W zakamarkach praskiego Sklepowiska, pośród różnych spodków, spodeczków, filiżanek i talerzyków, wyparzyliśmy taką oto niepozorną, choć niebrzydką przecież szklankę:

Zwróciła ona naszą uwagę nie tylko wzornictwem, ale też tłoczoną na spodzie sygnaturą, która przedstawiała skrzyżowany miecz i młot.

Niby nic dziwnego, ale… Zastanowiło nas, czemu na szklance jest wytłoczony symbol, który w europejskiej kulturze praktycznie zawsze pojawiał się w odniesieniu do ideologii nazistowskiej. Do dziś nacjonaliści używają tego symbolu, na manifestacjach, w internecie – stosunkowo łatwo jest to znaleźć.

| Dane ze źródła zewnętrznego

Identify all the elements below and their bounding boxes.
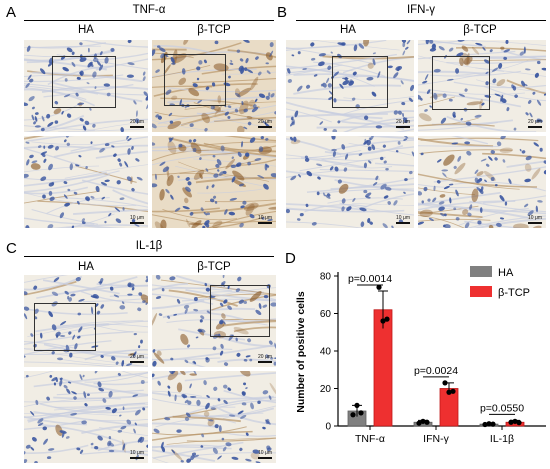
bar-chart-positive-cells: Number of positive cells 0 20 40 60 80 TNF-α I… — [295, 266, 546, 445]
scale-bar-label: 20 μm — [130, 354, 144, 360]
panel-letter-c: C — [6, 240, 17, 257]
micrograph-a-btcp-zoom: 10 μm — [152, 136, 276, 228]
data-point — [512, 418, 518, 424]
micrograph-c-ha-zoom: 10 μm — [24, 371, 148, 463]
data-point — [450, 388, 456, 394]
scale-bar — [396, 222, 410, 224]
zoom-region-box — [164, 54, 226, 106]
legend-swatch — [470, 286, 492, 297]
micrograph-a-ha-zoom: 10 μm — [24, 136, 148, 228]
scale-bar-label: 10 μm — [130, 450, 144, 456]
y-tick-label: 20 — [320, 384, 332, 395]
x-tick-label: TNF-α — [355, 433, 385, 445]
scale-bar — [528, 126, 542, 128]
micrograph-b-btcp-zoom: 10 μm — [418, 136, 546, 228]
micrograph-c-btcp-zoom: 10 μm — [152, 371, 276, 463]
legend-label: HA — [498, 267, 514, 279]
panel-a-col-ha: HA — [78, 24, 94, 36]
panel-b-col-btcp: β-TCP — [463, 24, 497, 36]
zoom-region-box — [332, 56, 388, 108]
panel-b-title-rule — [296, 20, 546, 21]
panel-letter-b: B — [277, 4, 288, 21]
scale-bar-label: 20 μm — [258, 354, 272, 360]
scale-bar-label: 10 μm — [396, 215, 410, 221]
scale-bar — [130, 457, 144, 459]
scale-bar — [258, 361, 272, 363]
panel-b-title: IFN-γ — [406, 4, 436, 16]
panel-b-col-ha: HA — [340, 24, 356, 36]
scale-bar-label: 20 μm — [130, 119, 144, 125]
scale-bar-label: 10 μm — [528, 215, 542, 221]
micrograph-a-ha-overview: 20 μm — [24, 40, 148, 132]
scale-bar — [130, 361, 144, 363]
panel-c-title: IL-1β — [135, 240, 163, 252]
x-tick-label: IFN-γ — [423, 433, 449, 445]
data-point — [424, 419, 430, 425]
data-point — [486, 421, 492, 427]
p-value-label: p=0.0550 — [480, 402, 524, 414]
y-tick-label: 0 — [325, 422, 331, 433]
data-point — [358, 410, 364, 416]
scale-bar-label: 10 μm — [130, 215, 144, 221]
scale-bar — [130, 126, 144, 128]
panel-letter-d: D — [285, 250, 296, 267]
scale-bar-label: 20 μm — [528, 119, 542, 125]
legend-swatch — [470, 266, 492, 277]
panel-a-title: TNF-α — [132, 4, 166, 16]
zoom-region-box — [34, 303, 96, 351]
data-point — [508, 419, 514, 425]
panel-letter-a: A — [6, 4, 17, 21]
chart-y-axis-label: Number of positive cells — [295, 291, 307, 413]
micrograph-a-btcp-overview: 20 μm — [152, 40, 276, 132]
micrograph-b-ha-zoom: 10 μm — [286, 136, 414, 228]
micrograph-c-btcp-overview: 20 μm — [152, 275, 276, 367]
panel-a-title-rule — [24, 20, 274, 21]
legend-label: β-TCP — [498, 287, 530, 299]
scale-bar-label: 20 μm — [258, 119, 272, 125]
x-tick-label: IL-1β — [490, 433, 514, 445]
y-tick-label: 60 — [320, 309, 332, 320]
scale-bar-label: 10 μm — [258, 215, 272, 221]
data-point — [490, 421, 496, 427]
scale-bar — [528, 222, 542, 224]
panel-c-col-btcp: β-TCP — [197, 261, 231, 273]
panel-c-col-ha: HA — [78, 261, 94, 273]
data-point — [446, 389, 452, 395]
data-point — [420, 418, 426, 424]
panel-c-title-rule — [24, 256, 274, 257]
p-value-label: p=0.0014 — [348, 273, 392, 285]
micrograph-b-btcp-overview: 20 μm — [418, 40, 546, 132]
micrograph-b-ha-overview: 20 μm — [286, 40, 414, 132]
data-point — [516, 420, 522, 426]
data-point — [384, 316, 390, 322]
scale-bar — [258, 222, 272, 224]
scale-bar-label: 20 μm — [396, 119, 410, 125]
scale-bar — [130, 222, 144, 224]
scale-bar — [396, 126, 410, 128]
data-point — [416, 420, 422, 426]
y-tick-label: 80 — [320, 272, 332, 283]
p-value-label: p=0.0024 — [414, 365, 458, 377]
data-point — [376, 284, 382, 290]
scale-bar — [258, 457, 272, 459]
data-point — [442, 380, 448, 386]
scale-bar — [258, 126, 272, 128]
micrograph-c-ha-overview: 20 μm — [24, 275, 148, 367]
scale-bar-label: 10 μm — [258, 450, 272, 456]
data-point — [482, 421, 488, 428]
panel-a-col-btcp: β-TCP — [197, 24, 231, 36]
y-tick-label: 40 — [320, 347, 332, 358]
data-point — [354, 402, 360, 408]
data-point — [380, 318, 386, 324]
data-point — [350, 412, 356, 418]
zoom-region-box — [52, 56, 116, 108]
zoom-region-box — [210, 285, 270, 337]
zoom-region-box — [432, 56, 490, 110]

Po szybkim internetowym śledztwie wiadomo już było, że znak ten ma swoje korzenie w Niemczech –  firmowała się nim organizacja niejakiego Ottona Strassera, zwana „Czarnym Frontem”, która stała w opozycji do Hitlera, niemniej jednak była równie nacjonalistyczna:

Otto_Strasser

Firma zaś, która takiego znaku używała, to niemiecki Ruhrglas, założony w latach 30. XX w. producent szkła, głównie domowego użytku. Ruch Ottona Strassera powstał mniej więcej w tym samym czasie.

Ruhrglas

Czy był zatem związek między Czarnym Frontem a Ruhrglasem? Niestety, nie znaleźliśmy historii zakładów Ruhrglas na tyle dokładnej, żeby stwierdzić, czemu użyli tej symboliki w swoim logotypie. Jedyne co udało się znaleźć, to fakt, że firma zmieniła logo na coś przypominającego kielich (co może wskazuje na to, że znak stał się w pewnym momencie „kłopotliwy”):

ruhrglas-73659813

Stało się to na pewno po wojnie,  ale już dokładnie nie wiadomo kiedy. Fakt, że jeszcze w latach 50. i 60. był używany młot i miecz. Trudno coś więcej dowiedzieć się o Ruhrglasie, bo pod koniec lat 80. XX w. jego zakłady zostały wchłonięte przez inną firmę i marka jako taka przestała istnieć.

Ot, i tyle jeśli chodzi o nasze poszukiwania. Oczywiście ciekawi jesteśmy, skąd szklanka trafiła do praskiego sklepiku, jaka była jej historia, kiedy trafiła do Polski i w jakich okolicznościach, ale tego to już tylko domyślać się można. W każdym razie odwiedzajcie Sklepowisko, różne ciekawe rzeczy można tam odnaleźć. Szklanka kosztowała 2 zł.